The use of such tools can also take a company on the first steps of a journey towards a company defined by the principles of the “circular economy”, where a company not only produces goods in a carbon neutral way, but relies on refurbished or recycled inputs to manufacture them. Circularity is a progressive journey of many steps. Each step requires a viable long-term business plan for materials and energy management in the short term, and design-for-sustainability manufacturing in the future.
IoT monitoring and measurement sensors deployed on production assets and in production and assembly lines are a critical part of a company’s efforts to implement circularity. Condition-based maintenance initiatives allow a company to reduce its energy consumption and extend the life and efficiency of its machines and other inputs. “Performance and condition data collected by IoT sensors and analyzed by management systems provides a ‘next level’ of real-time insight on the factory floor, enabling much greater precision in maintenance assessments and maintenance schedules,” notes Pierre Sagrafena, Circularity. program leader at Schneider Electric’s energy management company.
Global food producer Nestle is undergoing a digital transformation through its Connected Worker initiative, which focuses on improving operations by increasing the paperless flow of information to facilitate better decision-making. José Luis Buela Salazar, Nestlé’s Eurozone Maintenance Manager, oversees efforts to improve process control and maintenance performance for the company’s 120 plants in Europe.
“Condition monitoring is a long journey,” he says. “We used to rely on a lengthy ‘Level One’ process: on-the-job knowledge experts assess performance and write reports to determine alarm system settings and maintenance schedules.
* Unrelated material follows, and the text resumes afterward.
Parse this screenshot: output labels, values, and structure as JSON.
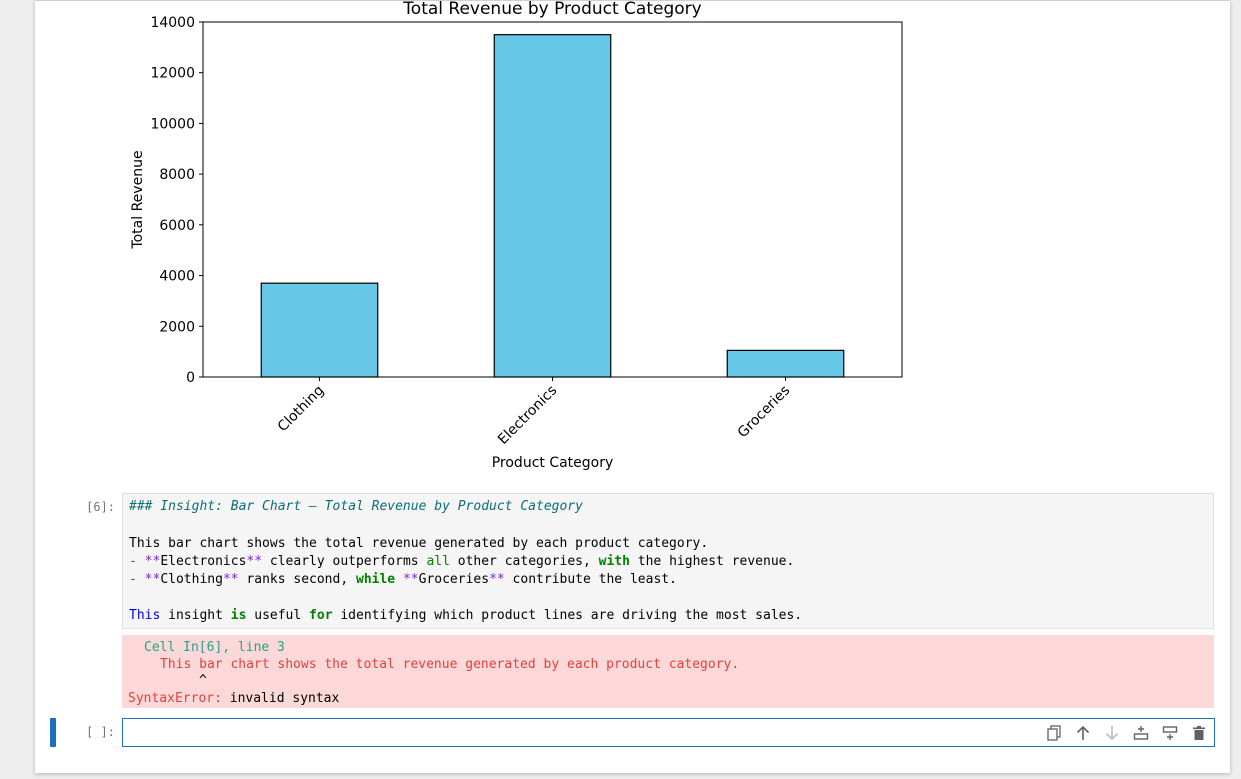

We are now moving into a ‘4.0’ process, where data sensors are online and our maintenance planning processes are predictive, where artificial intelligence is used to predict failures based on historical data collected from hundreds of sensors, often on an hourly basis.” of Nestlé’s global facilities utilize advanced condition and process parameter monitoring, which Buela Salazar says has reduced maintenance costs by 5% and increased equipment performance by 5% to 7%.
Buela Salazar says much of this improvement is due to an ever-dense array of IoT-based sensors (each factory has between 150 and 300), “collecting increasingly reliable data, allowing us to see even small degradations in a early stage, giving us more time to respond and reducing our need for remote maintenance solutions.” Currently, explains Buela Salazar, the carbon reduction benefits of condition-based maintenance are implicit, but this is changing rapidly.
“We have a major energy-intensive equipment initiative to install IoT sensors for all such machines in 500 facilities worldwide to monitor water, gas and energy consumption for each machine and make correlations with the respective process performance data,” he says. This will help Nestle reduce energy consumption in production by 5% by 2023. Going forward, such correlation analysis will help Nestle perform “big data analysis to optimize production line configurations at an integrated level of carbon” by combining insights from material utilization measurements , energy efficiency of machines, rotational schedules for motors and gearboxes and as many as 100 other parameters in a complex food production facility, Buela Salazar added. “By integrating all this data with IoT and machine learning, we can see what we haven’t been able to see until now.”